RNLI lifeguards complete mass rescue at Fistral Beach
Fistral RNLI lifeguards completed a mass rescue Saturday afternoon (30 June) as surfers, swimmers and body boarders were caught in a sudden rip current.
Lifeguards were patrolling the water off Fistral beach using a jet ski and rescue board when a sudden rip current opened up on the northern side of the red and yellow flags. 16 surfers, body boarders and swimmers were trapped in the rip current and were being pushed out to sea.
As the lifeguards were already in the water, they were able to respond as soon as they saw the strong current open up. RNLI lifeguard supervisor Nathan Wilmer and colleague Jack Daniels used their rescue boards as flotation devices and helped swimmers hang onto the rescue boards as well as assisting body boarders hanging onto their own boards.
RNLI lifeguard Sam Harwood then used the Jet Ski to transport the casualties out of the dangerous current and back to shore.
‘All together, the lifeguards rescued eight casualties and assisted a further eight. This was a sudden issue but thankfully we had prepared for this situation and worked really well as a team. To guarantee the safety of everyone in the water throughout the day the decision was made to extend the patrol of the beach until 7pm.’
Earlier in the day, RNLI lifeguard Theresa Morokutti rescued four children and a teenager also caught in a rip current. In the UK, the majority of RNLI lifeguard incidents involve rip currents. The RNLI advises beachgoers to visit a lifeguarded beach and to always swim between the red and yellow flags as they mark the safest areas in the water.

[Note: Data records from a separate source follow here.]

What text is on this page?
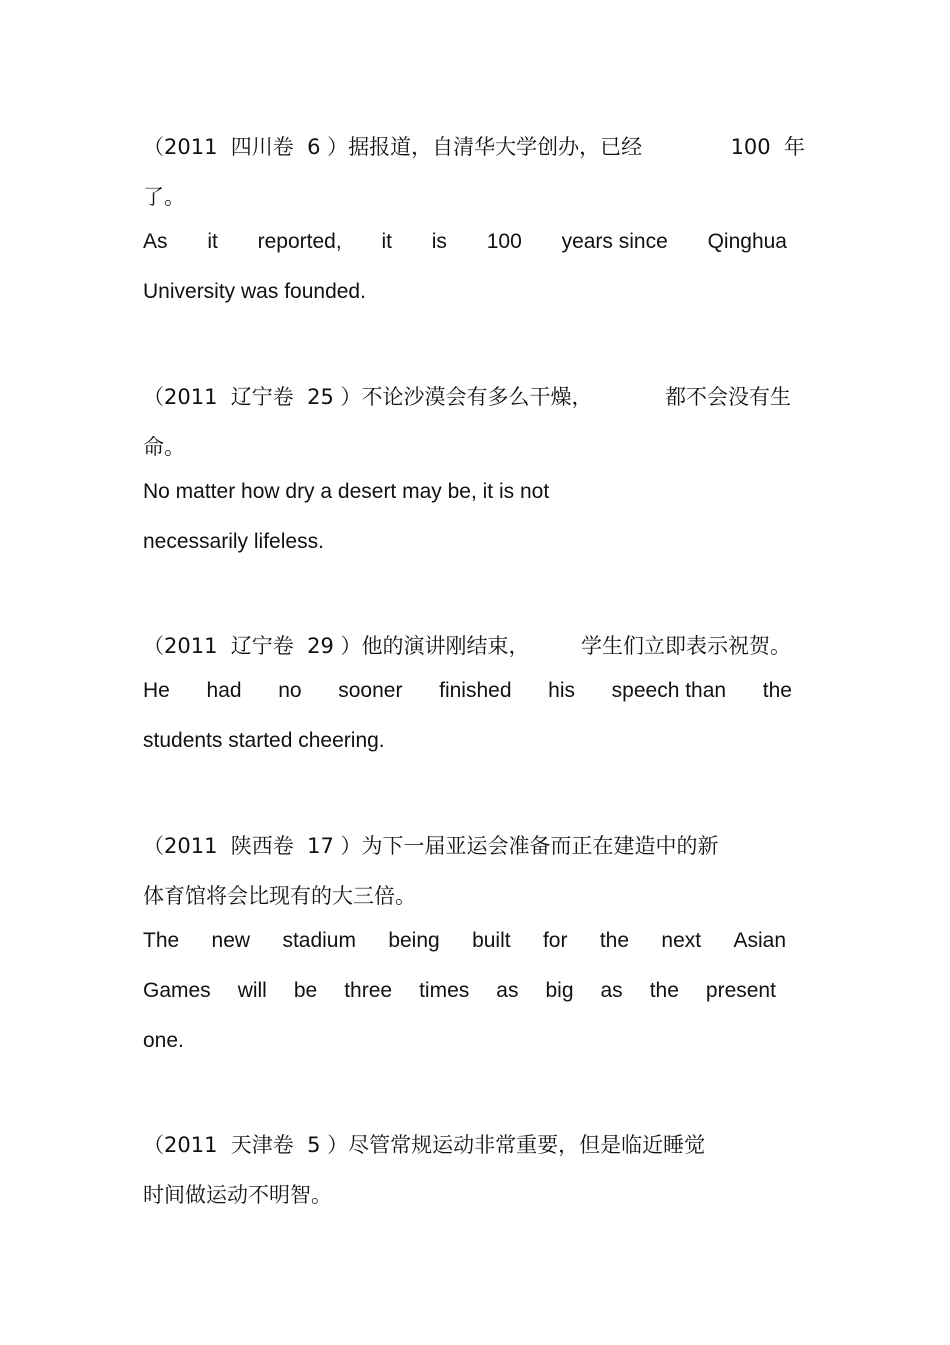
（2011  四川卷  6 ）据报道，自清华大学创办，已经	100  年
了。
As it reported, it is 100 years since Qinghua
University was founded.
（2011  辽宁卷  25 ）不论沙漠会有多么干燥，	都不会没有生
命。
No matter how dry a desert may be, it is not
necessarily lifeless.
（2011  辽宁卷  29 ）他的演讲刚结束， 学生们立即表示祝贺。
He had no sooner finished his speech than the
students started cheering.
（2011  陕西卷  17 ）为下一届亚运会准备而正在建造中的新
体育馆将会比现有的大三倍。
The new stadium being built for the next Asian
Games will be three times as big as the present
one.
（2011  天津卷  5 ）尽管常规运动非常重要，但是临近睡觉
时间做运动不明智。
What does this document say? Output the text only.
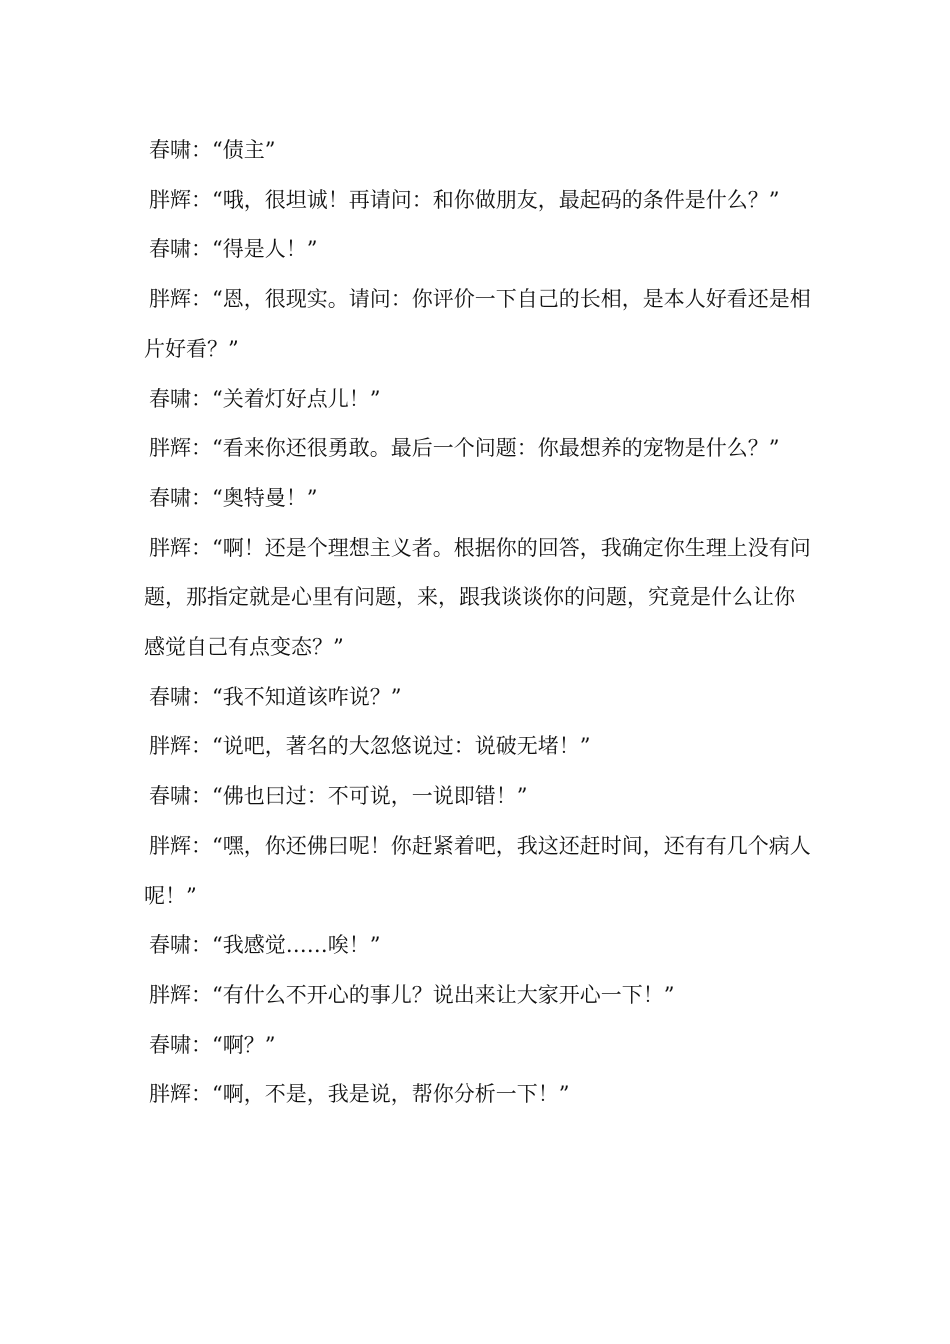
春啸：“债主”

胖辉：“哦，很坦诚！再请问：和你做朋友，最起码的条件是什么？”

春啸：“得是人！”

胖辉：“恩，很现实。请问：你评价一下自己的长相，是本人好看还是相片好看？”

春啸：“关着灯好点儿！”

胖辉：“看来你还很勇敢。最后一个问题：你最想养的宠物是什么？”

春啸：“奥特曼！”

胖辉：“啊！还是个理想主义者。根据你的回答，我确定你生理上没有问题，那指定就是心里有问题，来，跟我谈谈你的问题，究竟是什么让你感觉自己有点变态？”

春啸：“我不知道该咋说？”

胖辉：“说吧，著名的大忽悠说过：说破无堵！”

春啸：“佛也曰过：不可说，一说即错！”

胖辉：“嘿，你还佛曰呢！你赶紧着吧，我这还赶时间，还有有几个病人呢！”

春啸：“我感觉……唉！”

胖辉：“有什么不开心的事儿？说出来让大家开心一下！”

春啸：“啊？”

胖辉：“啊，不是，我是说，帮你分析一下！”
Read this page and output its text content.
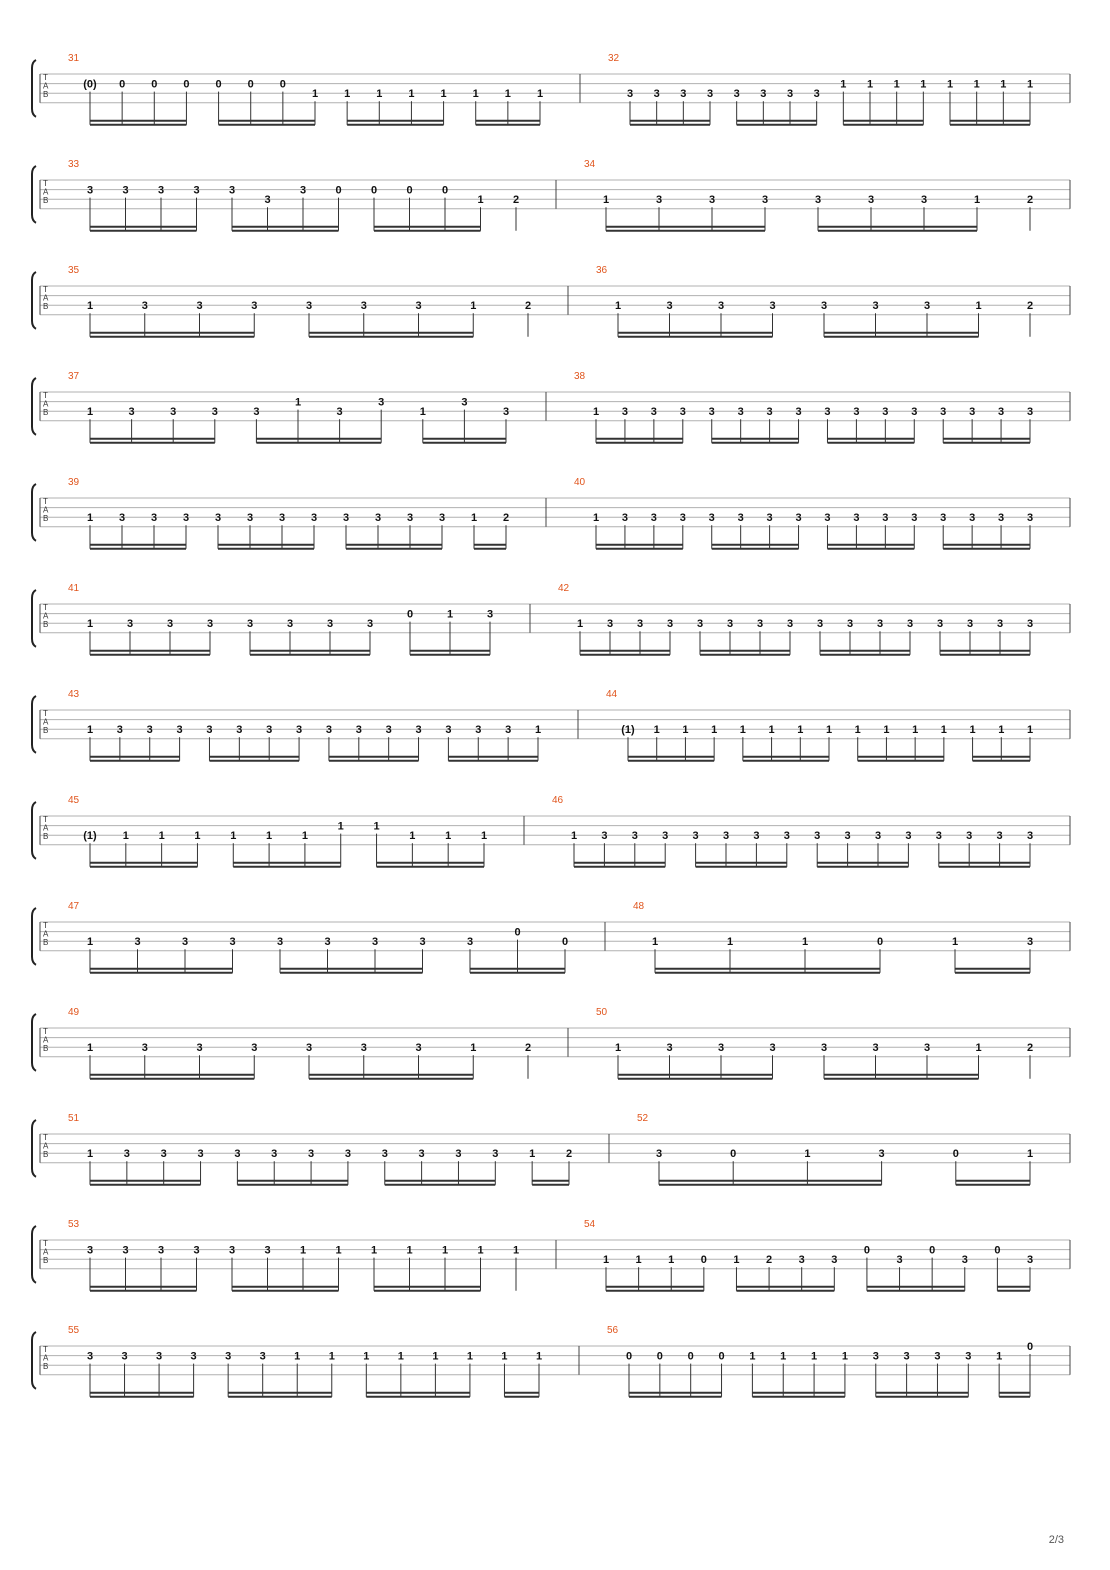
T
A
B
31
(0) 0 0 0 0 0 0
1 1 1 1 1 1 1 1
32
3 3 3 3 3 3 3 3
1 1 1 1 1 1 1 1
T
A
B
33
3	3	3	3	3
3
3	0	0	0	0
1	2
34
1	3	3	3	3	3	3	1	2
T
A
B
35
1	3	3	3	3	3	3	1	2
36
1	3	3	3	3	3	3	1	2
T
A
B
37
1	3	3	3	3
1
3
3
1
3
3
38
1 3 3 3 3 3 3 3 3 3 3 3 3 3 3 3
T
A
B
39
1 3 3 3 3 3 3 3 3 3 3 3 1 2
40
1 3 3 3 3 3 3 3 3 3 3 3 3 3 3 3
T
A
B
41
1	3	3	3	3	3	3	3
0	1	3
42
1 3 3 3 3 3 3 3 3 3 3 3 3 3 3 3
T
A
B
43
1 3 3 3 3 3 3 3 3 3 3 3 3 3 3 1
44
(1) 1 1 1 1 1 1 1 1 1 1 1 1 1 1
T
A
B
45
(1) 1	1	1	1	1	1
1	1
1	1	1
46
1 3 3 3 3 3 3 3 3 3 3 3 3 3 3 3
T
A
B
47
1	3	3	3	3	3	3	3	3
0
0
48
1	1	1	0	1	3
T
A
B
49
1	3	3	3	3	3	3	1	2
50
1	3	3	3	3	3	3	1	2
T
A
B
51
1	3	3	3	3	3	3	3	3	3	3	3	1	2
52
3	0	1	3	0	1
T
A
B
53
3	3	3	3	3	3	1	1	1	1	1	1	1
54
1 1 1 0 1 2 3 3
0
3
0
3
0
3
T
A
B
55
3	3	3	3	3	3	1	1	1	1	1	1	1	1
56
0 0 0 0 1 1 1 1 3 3 3 3 1
0
2/3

‘We want people to enjoy their time at the beach but to also respect the water. Rip currents occur very suddenly and are very dangerous. During this rescue we were using the PA system on our lifeguard truck to broadcast safety advice and reassure those caught in the current. We ask people to always listen to the lifeguards’ advice. Please keep an ear out for any broadcasts over the PA system and keep an eye on the flags whilst in the water.’
Key facts about the RNLI
The RNLI charity saves lives at sea. Its volunteers provide a 24-hour search and rescue service around the United Kingdom and Republic of Ireland coasts. The RNLI operates over 238 lifeboat stations in the UK and Ireland and, in a normal year, more than 240 lifeguard units on beaches around the UK and Channel Islands. The RNLI is independent of Coastguard and government and depends on voluntary donations and legacies to maintain its rescue service. Since the RNLI was founded in 1824, its lifeboat crews and lifeguards have saved over 142,700 lives.